Facebook is making fast gains in computer vision AI. The Facebook researchers placed second in the 2015 Microsoft Common Objects in Context (COCO) image recognition competition, in which Microsoft Research took first place. This year Microsoft also won another industry competition, ImageNet.
“Teaching computers to be able to detect and differentiate between objects, to train them to understand what the patterns in the pixels mean, is something the Facebook AI Research (FAIR) team has been working on for the last year,” Schroepfer wrote in a Facebook post.
“They’ve made huge progress in a short time. FAIR has been able to create more than a 60 percent improvement in its object detection and segmentation technology in a year.” Those two tasks imply correctly identifying different objects in images and precisely narrowing down their locations in the images.

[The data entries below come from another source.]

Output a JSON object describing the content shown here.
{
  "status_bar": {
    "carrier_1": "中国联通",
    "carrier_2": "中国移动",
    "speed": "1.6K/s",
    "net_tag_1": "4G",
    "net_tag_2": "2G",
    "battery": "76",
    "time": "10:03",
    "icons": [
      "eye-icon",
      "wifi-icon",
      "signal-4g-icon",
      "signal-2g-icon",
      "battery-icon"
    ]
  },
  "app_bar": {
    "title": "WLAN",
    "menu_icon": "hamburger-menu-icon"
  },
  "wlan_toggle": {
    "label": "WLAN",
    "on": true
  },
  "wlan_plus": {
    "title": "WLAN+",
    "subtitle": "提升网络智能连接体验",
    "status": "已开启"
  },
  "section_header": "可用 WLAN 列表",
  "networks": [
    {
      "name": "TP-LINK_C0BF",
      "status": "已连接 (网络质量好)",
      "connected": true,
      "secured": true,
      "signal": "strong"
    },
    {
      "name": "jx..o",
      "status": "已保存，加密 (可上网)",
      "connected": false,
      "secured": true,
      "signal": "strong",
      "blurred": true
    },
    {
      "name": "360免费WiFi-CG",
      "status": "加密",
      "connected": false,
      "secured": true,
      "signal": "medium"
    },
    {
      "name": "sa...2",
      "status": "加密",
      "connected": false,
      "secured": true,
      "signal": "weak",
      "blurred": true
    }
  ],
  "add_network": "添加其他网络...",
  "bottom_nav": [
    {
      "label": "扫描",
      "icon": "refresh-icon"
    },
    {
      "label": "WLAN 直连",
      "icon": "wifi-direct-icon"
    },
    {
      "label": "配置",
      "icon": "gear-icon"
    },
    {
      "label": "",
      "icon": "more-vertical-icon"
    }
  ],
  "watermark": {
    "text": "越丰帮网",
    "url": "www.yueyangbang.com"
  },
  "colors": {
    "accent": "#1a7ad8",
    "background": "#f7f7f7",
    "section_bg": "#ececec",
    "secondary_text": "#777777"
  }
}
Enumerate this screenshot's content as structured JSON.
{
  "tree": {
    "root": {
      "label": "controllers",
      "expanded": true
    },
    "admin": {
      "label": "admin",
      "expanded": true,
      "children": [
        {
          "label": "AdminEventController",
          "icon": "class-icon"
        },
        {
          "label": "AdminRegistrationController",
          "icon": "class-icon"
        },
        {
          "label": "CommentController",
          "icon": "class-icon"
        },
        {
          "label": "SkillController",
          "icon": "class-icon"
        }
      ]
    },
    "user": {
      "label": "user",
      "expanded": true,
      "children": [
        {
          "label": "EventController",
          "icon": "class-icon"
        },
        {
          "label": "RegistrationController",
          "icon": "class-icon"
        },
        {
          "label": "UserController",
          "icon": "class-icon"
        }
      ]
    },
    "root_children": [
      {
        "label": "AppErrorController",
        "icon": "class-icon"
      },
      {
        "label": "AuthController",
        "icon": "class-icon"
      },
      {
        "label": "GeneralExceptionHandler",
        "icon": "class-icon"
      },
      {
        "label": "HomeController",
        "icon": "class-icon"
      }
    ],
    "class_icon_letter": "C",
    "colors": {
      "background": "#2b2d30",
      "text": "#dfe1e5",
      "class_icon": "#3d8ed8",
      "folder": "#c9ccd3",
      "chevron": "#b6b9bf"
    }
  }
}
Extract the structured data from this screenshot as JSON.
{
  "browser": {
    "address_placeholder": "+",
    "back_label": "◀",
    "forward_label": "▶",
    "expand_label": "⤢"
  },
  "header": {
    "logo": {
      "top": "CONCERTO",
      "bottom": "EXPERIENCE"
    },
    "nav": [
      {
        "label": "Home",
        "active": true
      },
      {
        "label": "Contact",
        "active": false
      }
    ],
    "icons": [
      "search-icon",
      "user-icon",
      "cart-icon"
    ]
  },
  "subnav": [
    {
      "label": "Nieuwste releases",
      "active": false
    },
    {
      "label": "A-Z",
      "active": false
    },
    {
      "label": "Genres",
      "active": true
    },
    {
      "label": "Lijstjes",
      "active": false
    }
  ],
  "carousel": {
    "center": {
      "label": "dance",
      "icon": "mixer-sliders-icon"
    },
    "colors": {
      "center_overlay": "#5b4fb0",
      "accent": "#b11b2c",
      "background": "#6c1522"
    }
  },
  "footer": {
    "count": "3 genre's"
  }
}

Facebook, Microsoft, Google, Baidu, and even Apple have all been building up their supplies of artificial intelligence talent in recent years, and these competitions provide opportunities to demonstrate technical progress. But what’s arguably more important for ordinary people who aren’t artificial researchers is how the research leads to better products and services.
Google and Apple have boasted this year about improvements in the area of speech recognition. This past spring Schroepfer demonstrated how Facebook could make machines answer questions about short snippets of text and identify sports in videos.
Last month, Schroepfer described an early implementation of a mobile app that could take questions about a photo from a blind person and then provide a spoken answer. Today, Schroepfer is more forward-looking, talking about how Facebook’s latest achievements in image recognition could affect everyday Facebook users.
“By enabling computers to recognize objects in photos, it will be easier to search for ‘the picture of the fruit bowl’ without you having to explicitly tag each photo you upload,” Schroepfer wrote.
“It will also help us make sure your feed is filled with the photos you most want to see. People with vision loss will be able to understand what is in a photo their friends share because the system will be able to tell them, regardless of the caption posted with the image. While there is still so a long ways to go, I’m really excited by the progress the team has made.”